20 Aralık 2024

Ekmek Etme

 
    Anıtkaya'da ekmek etmek uzun bir süreçtir, bu yüzden kadınlar bir gününü bu işe ayırdıkları olur. Daha fabrikalar yok, un değirmende öğütüldüğü zamanlarda eve kepeğiyle birlikte gelirdi. İşte ekmek yapımı da onu kepeğinden ayırmak için elenmesiyle başlardı.

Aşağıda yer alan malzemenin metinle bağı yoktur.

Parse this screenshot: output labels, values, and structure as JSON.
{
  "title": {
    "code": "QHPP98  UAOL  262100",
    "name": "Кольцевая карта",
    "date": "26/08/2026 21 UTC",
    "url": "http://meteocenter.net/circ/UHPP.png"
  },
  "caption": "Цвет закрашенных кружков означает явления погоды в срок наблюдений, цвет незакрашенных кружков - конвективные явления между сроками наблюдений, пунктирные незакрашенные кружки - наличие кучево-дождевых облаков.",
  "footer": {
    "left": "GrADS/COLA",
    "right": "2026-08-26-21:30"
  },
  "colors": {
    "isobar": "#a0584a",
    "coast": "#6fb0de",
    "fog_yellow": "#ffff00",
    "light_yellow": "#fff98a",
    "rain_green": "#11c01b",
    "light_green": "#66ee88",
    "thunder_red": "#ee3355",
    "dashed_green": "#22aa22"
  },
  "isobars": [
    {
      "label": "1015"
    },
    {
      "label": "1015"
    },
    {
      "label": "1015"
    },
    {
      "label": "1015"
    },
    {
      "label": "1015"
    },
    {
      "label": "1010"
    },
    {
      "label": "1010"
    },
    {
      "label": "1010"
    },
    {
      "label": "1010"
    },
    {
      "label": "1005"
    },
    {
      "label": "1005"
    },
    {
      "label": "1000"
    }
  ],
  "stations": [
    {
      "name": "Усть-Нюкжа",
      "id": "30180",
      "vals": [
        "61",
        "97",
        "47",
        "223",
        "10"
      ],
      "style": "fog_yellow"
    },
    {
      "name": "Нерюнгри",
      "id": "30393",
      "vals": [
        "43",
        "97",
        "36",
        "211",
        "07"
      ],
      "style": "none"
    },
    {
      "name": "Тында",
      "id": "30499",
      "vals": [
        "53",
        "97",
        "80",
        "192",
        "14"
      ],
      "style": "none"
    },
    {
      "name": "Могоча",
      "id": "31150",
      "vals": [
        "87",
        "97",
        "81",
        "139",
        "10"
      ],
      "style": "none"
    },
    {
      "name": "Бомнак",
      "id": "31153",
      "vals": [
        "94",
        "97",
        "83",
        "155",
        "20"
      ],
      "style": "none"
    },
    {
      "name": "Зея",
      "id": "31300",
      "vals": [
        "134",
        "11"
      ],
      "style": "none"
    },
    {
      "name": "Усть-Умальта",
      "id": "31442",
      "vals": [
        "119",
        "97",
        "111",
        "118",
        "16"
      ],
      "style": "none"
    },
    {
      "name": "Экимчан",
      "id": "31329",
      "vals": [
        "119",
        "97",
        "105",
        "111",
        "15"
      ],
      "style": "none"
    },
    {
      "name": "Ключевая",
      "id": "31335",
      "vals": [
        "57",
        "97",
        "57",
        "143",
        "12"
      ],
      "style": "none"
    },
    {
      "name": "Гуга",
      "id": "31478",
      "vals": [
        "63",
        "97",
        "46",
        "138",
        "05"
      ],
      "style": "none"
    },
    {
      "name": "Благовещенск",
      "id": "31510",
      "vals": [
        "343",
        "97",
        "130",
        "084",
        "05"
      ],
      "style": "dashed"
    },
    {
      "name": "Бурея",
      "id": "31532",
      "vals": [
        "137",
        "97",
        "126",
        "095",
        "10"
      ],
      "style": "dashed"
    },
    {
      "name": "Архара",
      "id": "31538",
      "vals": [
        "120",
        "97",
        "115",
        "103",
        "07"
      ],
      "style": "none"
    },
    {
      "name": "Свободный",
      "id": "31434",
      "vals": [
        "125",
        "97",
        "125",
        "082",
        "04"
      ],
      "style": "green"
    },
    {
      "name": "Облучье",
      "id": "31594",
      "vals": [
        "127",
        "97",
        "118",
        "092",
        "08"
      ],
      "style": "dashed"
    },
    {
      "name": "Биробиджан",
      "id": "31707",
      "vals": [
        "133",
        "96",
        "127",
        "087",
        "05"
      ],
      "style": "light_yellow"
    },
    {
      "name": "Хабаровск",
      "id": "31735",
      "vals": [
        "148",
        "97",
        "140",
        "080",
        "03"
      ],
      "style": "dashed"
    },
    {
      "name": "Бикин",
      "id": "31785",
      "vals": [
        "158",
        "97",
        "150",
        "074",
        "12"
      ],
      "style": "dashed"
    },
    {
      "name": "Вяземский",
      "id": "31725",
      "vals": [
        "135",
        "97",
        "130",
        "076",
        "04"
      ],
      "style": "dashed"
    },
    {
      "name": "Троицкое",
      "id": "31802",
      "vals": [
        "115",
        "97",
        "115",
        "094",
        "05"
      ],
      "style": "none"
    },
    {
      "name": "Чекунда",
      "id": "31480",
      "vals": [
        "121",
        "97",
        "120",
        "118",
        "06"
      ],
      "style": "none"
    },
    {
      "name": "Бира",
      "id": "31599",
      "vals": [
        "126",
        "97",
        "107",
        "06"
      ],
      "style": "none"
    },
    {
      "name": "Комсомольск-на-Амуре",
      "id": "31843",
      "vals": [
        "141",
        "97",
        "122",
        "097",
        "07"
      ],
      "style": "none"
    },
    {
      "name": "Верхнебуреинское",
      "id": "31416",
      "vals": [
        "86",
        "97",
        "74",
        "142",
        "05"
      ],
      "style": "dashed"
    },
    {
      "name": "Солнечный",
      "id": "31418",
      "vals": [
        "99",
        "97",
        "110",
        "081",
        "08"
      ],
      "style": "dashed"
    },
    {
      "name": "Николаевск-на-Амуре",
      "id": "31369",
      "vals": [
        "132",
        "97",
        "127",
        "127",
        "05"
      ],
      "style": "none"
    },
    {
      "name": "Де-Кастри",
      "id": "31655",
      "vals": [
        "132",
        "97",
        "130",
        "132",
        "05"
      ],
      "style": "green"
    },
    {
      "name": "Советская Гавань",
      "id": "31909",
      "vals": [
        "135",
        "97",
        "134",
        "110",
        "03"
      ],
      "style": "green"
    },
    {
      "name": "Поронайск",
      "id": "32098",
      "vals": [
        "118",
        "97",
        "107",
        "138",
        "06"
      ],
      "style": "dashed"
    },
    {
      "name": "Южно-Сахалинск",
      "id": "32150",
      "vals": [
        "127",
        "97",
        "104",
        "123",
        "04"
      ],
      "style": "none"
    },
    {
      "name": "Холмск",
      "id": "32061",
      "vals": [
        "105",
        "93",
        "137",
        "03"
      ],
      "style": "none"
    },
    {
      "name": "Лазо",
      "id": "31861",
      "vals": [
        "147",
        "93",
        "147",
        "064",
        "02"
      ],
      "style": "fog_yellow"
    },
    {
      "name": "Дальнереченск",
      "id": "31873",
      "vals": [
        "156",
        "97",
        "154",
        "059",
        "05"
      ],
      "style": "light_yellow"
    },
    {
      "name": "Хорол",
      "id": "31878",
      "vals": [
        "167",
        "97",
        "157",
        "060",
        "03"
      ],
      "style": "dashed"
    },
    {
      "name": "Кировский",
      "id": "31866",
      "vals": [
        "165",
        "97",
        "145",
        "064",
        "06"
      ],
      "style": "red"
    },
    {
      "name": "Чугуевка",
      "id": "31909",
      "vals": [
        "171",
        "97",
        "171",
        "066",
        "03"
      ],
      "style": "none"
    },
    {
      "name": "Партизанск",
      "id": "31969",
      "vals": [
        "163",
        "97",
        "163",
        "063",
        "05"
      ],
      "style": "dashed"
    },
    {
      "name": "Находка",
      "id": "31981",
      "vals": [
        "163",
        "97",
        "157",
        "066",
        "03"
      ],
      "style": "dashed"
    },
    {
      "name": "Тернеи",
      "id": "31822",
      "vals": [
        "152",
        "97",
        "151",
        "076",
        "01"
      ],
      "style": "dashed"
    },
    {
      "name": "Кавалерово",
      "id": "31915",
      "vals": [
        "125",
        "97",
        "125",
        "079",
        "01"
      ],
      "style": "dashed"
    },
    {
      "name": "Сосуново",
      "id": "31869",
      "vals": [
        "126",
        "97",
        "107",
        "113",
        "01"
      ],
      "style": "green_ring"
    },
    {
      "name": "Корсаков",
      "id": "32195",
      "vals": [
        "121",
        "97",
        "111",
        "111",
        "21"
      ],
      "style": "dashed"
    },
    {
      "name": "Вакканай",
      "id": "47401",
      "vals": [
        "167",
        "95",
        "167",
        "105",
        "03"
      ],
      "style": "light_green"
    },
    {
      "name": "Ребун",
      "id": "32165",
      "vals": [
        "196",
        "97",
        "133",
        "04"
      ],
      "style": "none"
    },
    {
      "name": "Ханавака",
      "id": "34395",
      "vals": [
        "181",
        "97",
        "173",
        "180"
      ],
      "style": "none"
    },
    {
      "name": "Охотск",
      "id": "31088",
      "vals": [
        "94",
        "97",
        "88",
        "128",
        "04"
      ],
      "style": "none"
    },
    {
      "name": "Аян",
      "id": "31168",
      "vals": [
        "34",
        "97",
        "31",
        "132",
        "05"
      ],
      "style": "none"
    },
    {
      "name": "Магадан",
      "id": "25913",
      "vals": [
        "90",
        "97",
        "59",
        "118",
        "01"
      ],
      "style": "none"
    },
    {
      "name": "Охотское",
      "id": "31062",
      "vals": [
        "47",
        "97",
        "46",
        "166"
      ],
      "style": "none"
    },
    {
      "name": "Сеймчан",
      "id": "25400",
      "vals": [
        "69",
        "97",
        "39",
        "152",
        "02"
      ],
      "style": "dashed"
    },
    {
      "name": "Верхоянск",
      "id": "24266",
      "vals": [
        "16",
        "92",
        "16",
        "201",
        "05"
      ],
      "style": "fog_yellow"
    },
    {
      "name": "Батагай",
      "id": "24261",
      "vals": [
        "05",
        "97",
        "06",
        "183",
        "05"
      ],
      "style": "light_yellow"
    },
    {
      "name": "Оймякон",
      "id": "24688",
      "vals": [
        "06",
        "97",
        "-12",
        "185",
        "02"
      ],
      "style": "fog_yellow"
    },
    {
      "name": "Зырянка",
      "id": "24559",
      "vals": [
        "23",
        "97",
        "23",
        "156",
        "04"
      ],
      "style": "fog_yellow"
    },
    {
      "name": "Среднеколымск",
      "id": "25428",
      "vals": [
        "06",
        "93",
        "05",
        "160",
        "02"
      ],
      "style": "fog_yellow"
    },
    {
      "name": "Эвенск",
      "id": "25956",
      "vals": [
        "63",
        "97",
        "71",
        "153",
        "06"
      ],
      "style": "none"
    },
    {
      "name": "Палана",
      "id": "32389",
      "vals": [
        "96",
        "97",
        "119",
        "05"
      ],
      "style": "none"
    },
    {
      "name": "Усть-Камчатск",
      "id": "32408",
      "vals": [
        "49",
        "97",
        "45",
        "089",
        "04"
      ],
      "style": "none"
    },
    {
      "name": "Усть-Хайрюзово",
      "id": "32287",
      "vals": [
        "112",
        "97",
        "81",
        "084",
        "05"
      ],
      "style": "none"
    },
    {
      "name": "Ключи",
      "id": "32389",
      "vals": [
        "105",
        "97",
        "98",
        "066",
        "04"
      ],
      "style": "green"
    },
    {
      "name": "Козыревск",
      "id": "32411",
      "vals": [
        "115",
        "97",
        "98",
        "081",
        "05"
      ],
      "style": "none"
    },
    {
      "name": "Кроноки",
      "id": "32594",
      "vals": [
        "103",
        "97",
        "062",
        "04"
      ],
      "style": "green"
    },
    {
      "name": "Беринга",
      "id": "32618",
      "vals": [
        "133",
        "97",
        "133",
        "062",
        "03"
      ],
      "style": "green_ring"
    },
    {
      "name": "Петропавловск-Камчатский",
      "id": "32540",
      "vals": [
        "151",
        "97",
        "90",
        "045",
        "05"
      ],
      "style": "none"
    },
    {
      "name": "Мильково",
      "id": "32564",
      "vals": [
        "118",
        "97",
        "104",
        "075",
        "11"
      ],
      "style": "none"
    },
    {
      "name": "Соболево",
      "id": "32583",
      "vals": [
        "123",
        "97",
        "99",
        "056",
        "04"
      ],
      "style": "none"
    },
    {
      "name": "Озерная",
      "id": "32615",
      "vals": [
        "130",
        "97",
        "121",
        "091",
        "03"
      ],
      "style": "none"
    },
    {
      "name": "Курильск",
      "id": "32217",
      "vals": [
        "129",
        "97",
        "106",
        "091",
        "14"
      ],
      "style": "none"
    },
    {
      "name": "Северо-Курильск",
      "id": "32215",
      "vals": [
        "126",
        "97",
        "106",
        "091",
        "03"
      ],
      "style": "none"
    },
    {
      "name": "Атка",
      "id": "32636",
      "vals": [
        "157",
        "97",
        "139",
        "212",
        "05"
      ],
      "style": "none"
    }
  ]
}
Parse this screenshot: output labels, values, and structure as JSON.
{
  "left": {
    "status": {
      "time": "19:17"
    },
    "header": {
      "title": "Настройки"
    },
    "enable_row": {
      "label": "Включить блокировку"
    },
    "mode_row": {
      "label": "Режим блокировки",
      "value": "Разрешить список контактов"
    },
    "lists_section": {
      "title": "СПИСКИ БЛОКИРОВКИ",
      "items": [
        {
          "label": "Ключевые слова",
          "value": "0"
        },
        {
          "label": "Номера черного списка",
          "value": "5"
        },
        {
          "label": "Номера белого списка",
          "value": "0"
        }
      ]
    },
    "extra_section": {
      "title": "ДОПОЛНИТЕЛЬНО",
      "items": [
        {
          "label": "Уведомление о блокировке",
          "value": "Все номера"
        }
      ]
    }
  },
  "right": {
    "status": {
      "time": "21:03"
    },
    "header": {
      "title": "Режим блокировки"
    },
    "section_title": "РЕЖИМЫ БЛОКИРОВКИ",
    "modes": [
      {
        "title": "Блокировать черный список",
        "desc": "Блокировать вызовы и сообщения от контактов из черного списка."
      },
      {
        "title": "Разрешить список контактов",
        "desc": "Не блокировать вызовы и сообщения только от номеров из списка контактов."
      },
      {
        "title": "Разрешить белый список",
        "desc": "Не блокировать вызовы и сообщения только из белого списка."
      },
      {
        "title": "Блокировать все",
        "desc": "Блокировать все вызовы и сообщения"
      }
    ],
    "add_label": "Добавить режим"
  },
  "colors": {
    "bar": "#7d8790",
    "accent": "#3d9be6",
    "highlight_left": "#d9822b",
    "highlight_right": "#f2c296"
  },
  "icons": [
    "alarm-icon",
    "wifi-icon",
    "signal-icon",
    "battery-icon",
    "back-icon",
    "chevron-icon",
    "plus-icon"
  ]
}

    Un elemeye özel ince gözenekli elekler Eğret'in yerlisi gibi hareket eden cingen kadınlar tarafından satılırdı. Bazen de eli alıştığı kasnak verilerek ona istenen gözenekli elek bezi germesi istenir, böylece her daim lazım olan eleğini yenilemiş gibi olurlardı. Ele oturmazsa istendiği gibi eleme yapılamayacağı için elek önemlidir. Uygun eller ile ona münasip elek buluşunca ortalığı tarifsiz bir ritim kaplar; te bü tek tü bi tek, te bü tek tü bi tek... El ayalarının farklı yerlerine farklı şiddette çarpan elek kasnağından çıkan bu sesler, bir güzel bestenin notaları gibidir; te bü tek tü bi tek, te bü tek tü bi tek...

    Boğuk beste yeterli un elenene kadar devam eder. Unun miktarı ise esinti veya dörtgulplu teknenin silme dolmasıyla anlaşılır. Artık kepekler ayrı bir yere mallara yem olarak ayrılmış, ince un da yoğrulmaya hazır teknededir. Bugünkü yeme anlayışında kepekli ekmekler daha çok tercih ediliyor. Asıl besinin kepekte olduğunu söylüyorlar. Eskiler bu bilgiye sahip olsalardı yine de unu elerler miydi acaba? Bence elerlerdi, çünkü bu esnada yalnız kepeği ayırmıyorlar, güve veya şu bu gibi yabancı maddeleri de ayıklamış oluyorlardı. Vakit geçtikçe unun içine neler karıştığını bilemezsin...

    Artık yoğurmaya geçilebilir. Ekmek etmenin kolay bir safhası yoktur, ama en zor kısmı sorulursa bunun hamur yoğurma olduğu söylenebilir. Yoğurmaya teknedeki unu ıslatmayla başlanır. Hafif hafif dökülmesi gereken su önceden sıcak ve soğuk olarak hazır edilmesi gerekmektedir. Şimdi sıcak su elimizin altında, ama o günün şartlarında yoğurmaya girişmeden önce su ısıtmak gerektiğini de dikkatlere sunarım.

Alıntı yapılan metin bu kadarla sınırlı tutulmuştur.